Shorebirds and More at Bombay Hook National Wildlife Refuge

Have you purchased your 2023-2024 Federal Duck Stamp?  Nearly every penny of the 25 dollars you spend for a duck stamp goes toward habitat acquisition and improvements for waterfowl and the hundreds of other animal species that use wetlands for breeding, feeding, and as migration stopover points.  Duck stamps aren’t just for hunters, purchasers get free admission to National Wildlife Refuges all over the United States.  So do something good for conservation—stop by your local post office and get your Federal Duck Stamp.

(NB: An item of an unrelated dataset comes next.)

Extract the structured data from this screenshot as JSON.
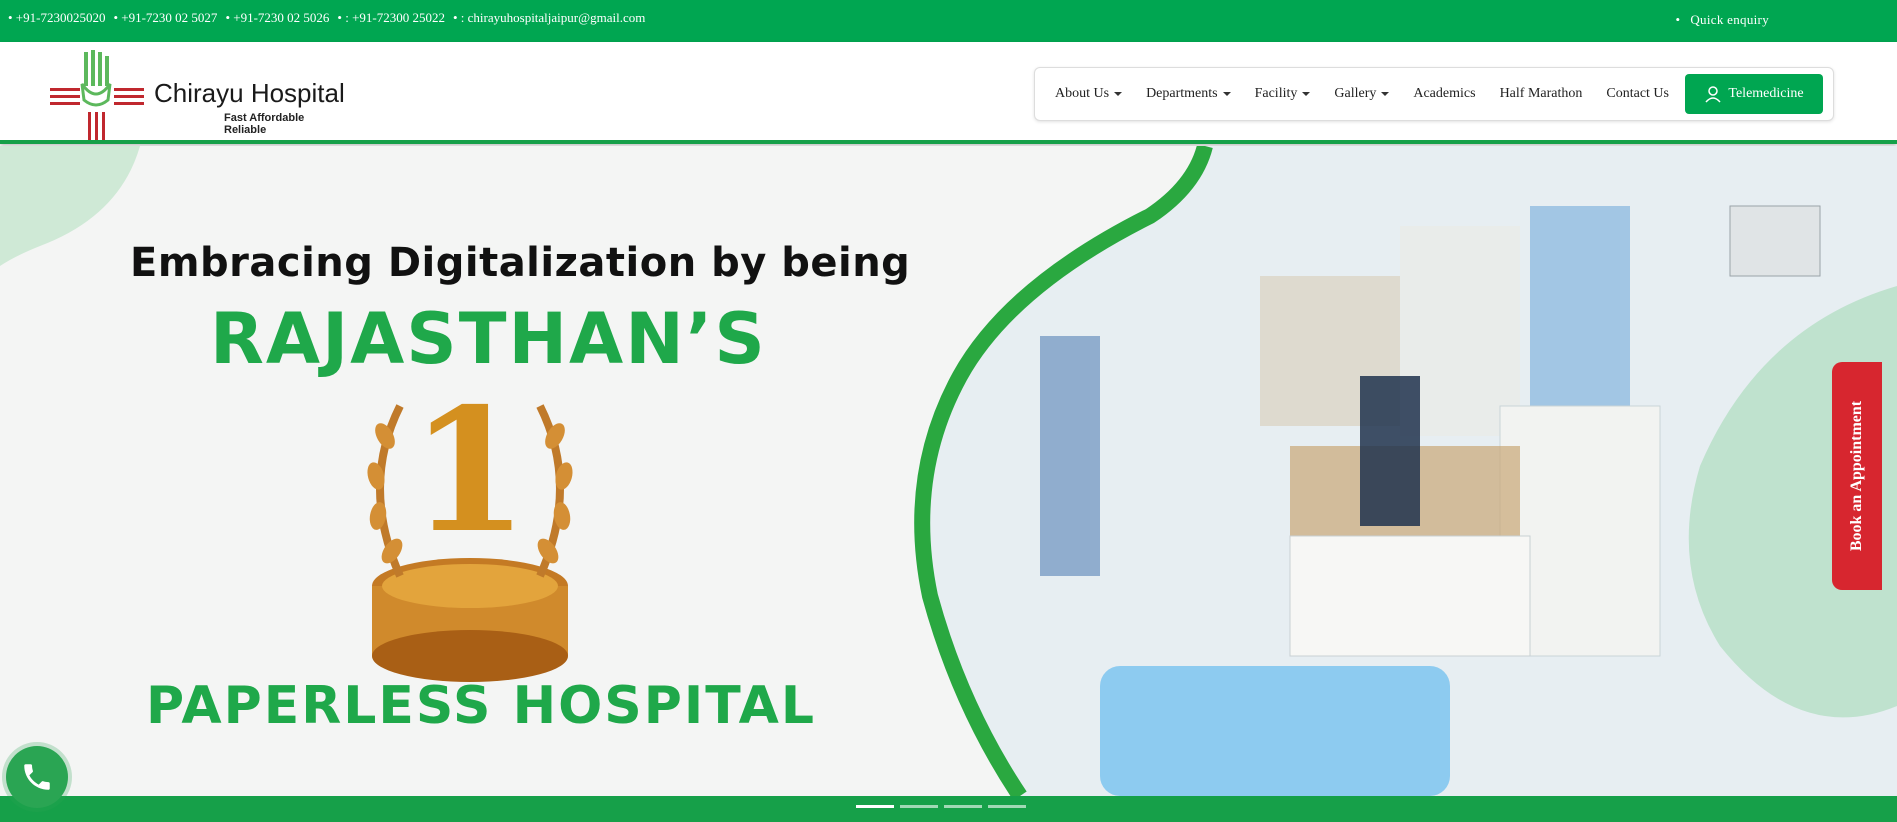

2023-2024 Federal Duck Stamp. Your Federal Duck Stamp is your free pass to visit the nation's National Wildlife Refuges including Bombay Hook National Wildlife Refuge on Delaware Bay near Smyrna, Delaware.
Your Federal Duck Stamp is your admission ticket for entry into many of the country’s National Wildlife Refuges including Bombay Hook National Wildlife Refuge on Delaware Bay near Smyrna, Delaware.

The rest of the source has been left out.